Capitalismo y comunismo han fracasado en la consolidación del autogobierno y en el afianzamiento de sus promesas de convertirse en una alternativa sistémica que asegure el reparto equitativo de los bienes terrenales, fomente la libertad y autonomía humana y consolide la solidaridad y la cooperación como sustento de las relaciones sociales.
En el terreno político los regímenes existentes evidencian la marcada concentración del poder en manos de cuerpos sociales hegemónicos, sean estos los miembros del partido o las castas históricamente gobernantes. Ni los regímenes articuladores del modelo de capital han favorecido el gobierno directo del pueblo, ni las naciones animadas por el ideal socialista han consolidado dictaduras del proletariado.
Ambos regímenes han privilegiado, además, el bienestar de la economía frente a la satisfacción de la igualdad del pueblo.
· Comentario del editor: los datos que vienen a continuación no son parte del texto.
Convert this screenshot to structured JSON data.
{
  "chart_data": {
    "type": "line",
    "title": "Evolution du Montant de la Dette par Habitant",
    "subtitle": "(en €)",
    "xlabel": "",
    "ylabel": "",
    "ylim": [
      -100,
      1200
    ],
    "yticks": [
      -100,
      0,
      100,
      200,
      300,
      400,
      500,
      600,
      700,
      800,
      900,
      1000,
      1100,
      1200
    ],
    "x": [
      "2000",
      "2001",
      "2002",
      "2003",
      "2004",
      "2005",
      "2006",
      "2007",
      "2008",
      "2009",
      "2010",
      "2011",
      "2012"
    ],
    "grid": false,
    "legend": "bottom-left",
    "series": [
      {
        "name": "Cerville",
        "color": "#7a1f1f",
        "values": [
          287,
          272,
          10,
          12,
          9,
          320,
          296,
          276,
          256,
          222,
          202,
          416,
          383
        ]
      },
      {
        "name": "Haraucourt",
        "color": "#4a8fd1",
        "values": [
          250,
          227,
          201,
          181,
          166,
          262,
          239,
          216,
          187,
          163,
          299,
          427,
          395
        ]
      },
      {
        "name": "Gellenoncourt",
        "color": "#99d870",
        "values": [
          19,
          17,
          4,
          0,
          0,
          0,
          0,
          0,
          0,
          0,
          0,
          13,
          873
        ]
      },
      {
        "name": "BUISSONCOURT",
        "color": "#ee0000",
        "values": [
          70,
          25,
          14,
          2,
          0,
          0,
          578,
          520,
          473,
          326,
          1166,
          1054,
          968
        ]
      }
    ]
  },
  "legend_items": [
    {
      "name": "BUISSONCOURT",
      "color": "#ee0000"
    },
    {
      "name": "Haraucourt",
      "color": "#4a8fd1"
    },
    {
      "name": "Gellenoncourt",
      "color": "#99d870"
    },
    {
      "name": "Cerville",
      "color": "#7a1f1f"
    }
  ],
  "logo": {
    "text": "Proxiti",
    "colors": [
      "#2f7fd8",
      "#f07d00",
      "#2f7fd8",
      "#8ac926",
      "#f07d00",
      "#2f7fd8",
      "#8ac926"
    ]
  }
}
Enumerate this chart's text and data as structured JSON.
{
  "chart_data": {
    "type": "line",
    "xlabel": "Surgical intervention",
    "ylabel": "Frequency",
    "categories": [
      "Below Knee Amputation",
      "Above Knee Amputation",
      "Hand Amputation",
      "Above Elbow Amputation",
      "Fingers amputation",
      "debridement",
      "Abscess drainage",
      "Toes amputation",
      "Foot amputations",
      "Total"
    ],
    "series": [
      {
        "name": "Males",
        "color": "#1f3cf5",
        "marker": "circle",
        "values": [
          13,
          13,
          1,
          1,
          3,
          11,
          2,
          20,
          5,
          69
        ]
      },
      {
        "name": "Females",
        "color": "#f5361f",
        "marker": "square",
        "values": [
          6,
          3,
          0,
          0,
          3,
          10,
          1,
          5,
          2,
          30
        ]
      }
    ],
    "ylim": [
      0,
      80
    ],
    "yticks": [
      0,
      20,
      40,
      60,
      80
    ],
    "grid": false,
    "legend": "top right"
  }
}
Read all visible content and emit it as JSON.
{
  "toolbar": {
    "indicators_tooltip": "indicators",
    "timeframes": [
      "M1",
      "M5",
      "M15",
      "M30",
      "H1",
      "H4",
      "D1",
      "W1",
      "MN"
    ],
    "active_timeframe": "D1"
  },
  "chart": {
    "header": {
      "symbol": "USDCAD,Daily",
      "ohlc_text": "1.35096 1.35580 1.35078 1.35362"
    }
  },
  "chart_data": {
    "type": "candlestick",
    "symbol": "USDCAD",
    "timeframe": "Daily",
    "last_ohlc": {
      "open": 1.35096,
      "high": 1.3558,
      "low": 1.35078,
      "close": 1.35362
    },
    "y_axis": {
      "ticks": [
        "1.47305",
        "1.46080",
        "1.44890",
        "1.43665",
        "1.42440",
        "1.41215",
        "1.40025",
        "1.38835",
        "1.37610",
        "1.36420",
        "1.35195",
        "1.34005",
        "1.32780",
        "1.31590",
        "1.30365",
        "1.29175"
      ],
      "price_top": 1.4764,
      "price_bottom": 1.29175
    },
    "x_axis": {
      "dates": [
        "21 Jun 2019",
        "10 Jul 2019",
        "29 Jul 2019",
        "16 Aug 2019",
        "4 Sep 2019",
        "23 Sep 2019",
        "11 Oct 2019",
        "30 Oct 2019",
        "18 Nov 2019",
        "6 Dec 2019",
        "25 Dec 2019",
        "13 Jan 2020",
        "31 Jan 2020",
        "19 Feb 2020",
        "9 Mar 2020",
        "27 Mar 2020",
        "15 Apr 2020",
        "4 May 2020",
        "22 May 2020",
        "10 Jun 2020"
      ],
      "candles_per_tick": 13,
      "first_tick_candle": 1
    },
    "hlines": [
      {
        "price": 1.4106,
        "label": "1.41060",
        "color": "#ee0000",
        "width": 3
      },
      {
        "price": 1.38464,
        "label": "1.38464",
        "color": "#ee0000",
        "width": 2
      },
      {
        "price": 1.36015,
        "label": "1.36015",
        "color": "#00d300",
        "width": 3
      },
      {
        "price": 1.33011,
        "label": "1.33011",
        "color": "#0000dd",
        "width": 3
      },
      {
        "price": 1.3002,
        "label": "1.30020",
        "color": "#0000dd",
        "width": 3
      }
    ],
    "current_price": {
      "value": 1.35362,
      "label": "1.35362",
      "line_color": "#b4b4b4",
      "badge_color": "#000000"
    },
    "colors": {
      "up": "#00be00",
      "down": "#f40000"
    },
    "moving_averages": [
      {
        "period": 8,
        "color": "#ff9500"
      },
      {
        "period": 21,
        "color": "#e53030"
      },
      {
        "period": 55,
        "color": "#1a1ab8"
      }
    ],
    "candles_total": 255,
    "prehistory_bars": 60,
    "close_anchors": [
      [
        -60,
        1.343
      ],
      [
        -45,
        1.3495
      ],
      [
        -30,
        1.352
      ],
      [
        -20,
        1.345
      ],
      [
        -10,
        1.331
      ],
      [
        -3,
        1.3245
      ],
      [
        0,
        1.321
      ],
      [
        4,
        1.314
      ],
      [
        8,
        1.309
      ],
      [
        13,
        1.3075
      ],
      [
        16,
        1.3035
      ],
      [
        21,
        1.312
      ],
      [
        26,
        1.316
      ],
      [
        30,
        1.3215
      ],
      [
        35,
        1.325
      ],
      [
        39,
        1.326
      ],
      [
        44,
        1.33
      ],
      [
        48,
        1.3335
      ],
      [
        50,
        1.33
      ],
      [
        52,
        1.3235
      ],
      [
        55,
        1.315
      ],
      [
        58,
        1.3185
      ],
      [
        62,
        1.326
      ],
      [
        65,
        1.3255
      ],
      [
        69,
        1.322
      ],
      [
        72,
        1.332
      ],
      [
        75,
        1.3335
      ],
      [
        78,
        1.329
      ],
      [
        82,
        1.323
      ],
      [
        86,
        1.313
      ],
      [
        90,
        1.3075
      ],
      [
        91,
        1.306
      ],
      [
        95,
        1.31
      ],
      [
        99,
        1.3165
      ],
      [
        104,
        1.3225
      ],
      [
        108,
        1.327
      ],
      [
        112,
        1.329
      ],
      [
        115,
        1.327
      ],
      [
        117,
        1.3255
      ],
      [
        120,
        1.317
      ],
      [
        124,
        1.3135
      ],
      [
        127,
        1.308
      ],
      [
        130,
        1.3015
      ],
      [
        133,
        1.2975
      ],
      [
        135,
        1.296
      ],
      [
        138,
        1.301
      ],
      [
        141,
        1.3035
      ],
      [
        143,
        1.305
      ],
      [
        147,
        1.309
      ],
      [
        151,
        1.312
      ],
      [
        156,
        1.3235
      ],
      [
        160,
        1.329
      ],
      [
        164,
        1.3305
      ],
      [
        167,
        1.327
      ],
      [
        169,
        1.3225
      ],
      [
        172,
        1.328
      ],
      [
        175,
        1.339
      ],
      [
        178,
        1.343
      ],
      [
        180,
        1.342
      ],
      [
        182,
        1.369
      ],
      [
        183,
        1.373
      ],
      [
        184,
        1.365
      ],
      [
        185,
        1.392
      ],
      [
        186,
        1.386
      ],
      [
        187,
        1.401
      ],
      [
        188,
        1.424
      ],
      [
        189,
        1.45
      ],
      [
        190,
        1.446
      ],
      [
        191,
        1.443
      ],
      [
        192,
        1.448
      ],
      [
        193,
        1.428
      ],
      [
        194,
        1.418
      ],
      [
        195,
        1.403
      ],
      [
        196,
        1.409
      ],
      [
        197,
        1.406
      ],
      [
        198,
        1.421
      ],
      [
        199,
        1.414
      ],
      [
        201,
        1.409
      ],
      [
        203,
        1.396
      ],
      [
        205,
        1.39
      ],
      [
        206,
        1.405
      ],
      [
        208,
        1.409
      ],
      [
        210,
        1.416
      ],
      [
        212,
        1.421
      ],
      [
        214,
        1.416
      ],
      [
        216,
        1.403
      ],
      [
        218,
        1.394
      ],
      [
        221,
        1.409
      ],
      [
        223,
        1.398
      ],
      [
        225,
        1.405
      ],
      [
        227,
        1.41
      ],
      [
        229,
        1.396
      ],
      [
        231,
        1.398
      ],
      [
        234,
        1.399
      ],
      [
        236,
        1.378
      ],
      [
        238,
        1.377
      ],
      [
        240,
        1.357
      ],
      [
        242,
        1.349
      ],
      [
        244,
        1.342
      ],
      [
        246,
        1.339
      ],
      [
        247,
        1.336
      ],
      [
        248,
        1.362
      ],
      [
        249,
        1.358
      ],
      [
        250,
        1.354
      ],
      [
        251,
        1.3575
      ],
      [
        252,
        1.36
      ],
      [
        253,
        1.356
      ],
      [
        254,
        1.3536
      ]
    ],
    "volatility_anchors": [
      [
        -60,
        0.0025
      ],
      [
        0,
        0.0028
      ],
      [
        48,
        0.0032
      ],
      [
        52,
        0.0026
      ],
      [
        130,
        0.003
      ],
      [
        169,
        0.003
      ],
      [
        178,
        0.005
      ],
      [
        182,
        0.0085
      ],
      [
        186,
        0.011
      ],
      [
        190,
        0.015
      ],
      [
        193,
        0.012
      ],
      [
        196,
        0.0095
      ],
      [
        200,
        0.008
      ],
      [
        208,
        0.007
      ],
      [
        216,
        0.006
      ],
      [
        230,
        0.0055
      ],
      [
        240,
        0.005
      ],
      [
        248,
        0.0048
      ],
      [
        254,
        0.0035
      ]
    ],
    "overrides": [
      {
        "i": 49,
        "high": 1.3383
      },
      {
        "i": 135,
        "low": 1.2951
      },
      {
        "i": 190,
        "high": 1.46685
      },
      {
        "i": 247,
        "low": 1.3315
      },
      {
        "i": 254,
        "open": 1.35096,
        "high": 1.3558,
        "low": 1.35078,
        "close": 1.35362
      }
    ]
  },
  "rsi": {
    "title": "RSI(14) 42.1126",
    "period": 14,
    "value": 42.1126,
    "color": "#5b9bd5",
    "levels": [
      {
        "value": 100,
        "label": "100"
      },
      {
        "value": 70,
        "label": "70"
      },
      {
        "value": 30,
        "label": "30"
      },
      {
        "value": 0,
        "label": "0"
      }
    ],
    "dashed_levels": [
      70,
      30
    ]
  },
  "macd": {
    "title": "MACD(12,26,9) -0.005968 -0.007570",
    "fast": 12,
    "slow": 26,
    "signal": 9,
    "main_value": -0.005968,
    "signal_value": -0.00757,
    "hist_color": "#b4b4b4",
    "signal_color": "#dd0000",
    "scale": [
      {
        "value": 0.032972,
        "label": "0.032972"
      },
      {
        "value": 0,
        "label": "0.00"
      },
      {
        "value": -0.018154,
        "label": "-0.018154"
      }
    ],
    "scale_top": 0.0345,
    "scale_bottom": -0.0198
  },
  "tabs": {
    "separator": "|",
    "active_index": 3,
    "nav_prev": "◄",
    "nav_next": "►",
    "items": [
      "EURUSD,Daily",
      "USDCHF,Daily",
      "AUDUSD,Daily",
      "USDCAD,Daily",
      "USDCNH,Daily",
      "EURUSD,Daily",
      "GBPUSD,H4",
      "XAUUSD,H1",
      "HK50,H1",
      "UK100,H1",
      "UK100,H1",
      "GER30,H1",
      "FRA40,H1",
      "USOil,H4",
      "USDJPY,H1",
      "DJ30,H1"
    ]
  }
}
De un lado se fortalecen comercios y mercados que agitan el interés especulativo incluso contra el bienestar de naciones enteras; mientras del otro se administra una economía lo más robusta posible, sin que ello logre necesariamente el aseguramiento y la prosperidad de las mayorías.
El dilema no es entre capitalismo y comunismo. Como vemos, el capitalismo puede prosperar incluso en naciones con expresiones de poder fuertemente concentradas en colectividades políticas unitarias, de la misma manera como sobrevive en sociedades promotoras de intereses corporativos crecidos al margen de la buena ventura popular. El problema es garantizar bienestar para las mayorías. Ni siquiera cuando en occidente los organismos multilaterales han estimulado el avance en objetivos de desarrollo sostenible, ha resultado posible romper con la tradición de avaricia y apropiación acumulativa que el modelo desigual de capitales fomenta, generando riquezas astronómicas al mismo tiempo que se perpetúa la hambruna, el desabastecimiento y la precariedad, de manera creciente.
Al inicio de la tercera década del siglo XXI, la fragilidad de la vida y la tenacidad de la muerte siguen evidenciando la ausencia del pensamiento crítico y creativo capaz de reinventarse las alternativas políticas que den sentido a nuestro tiempo.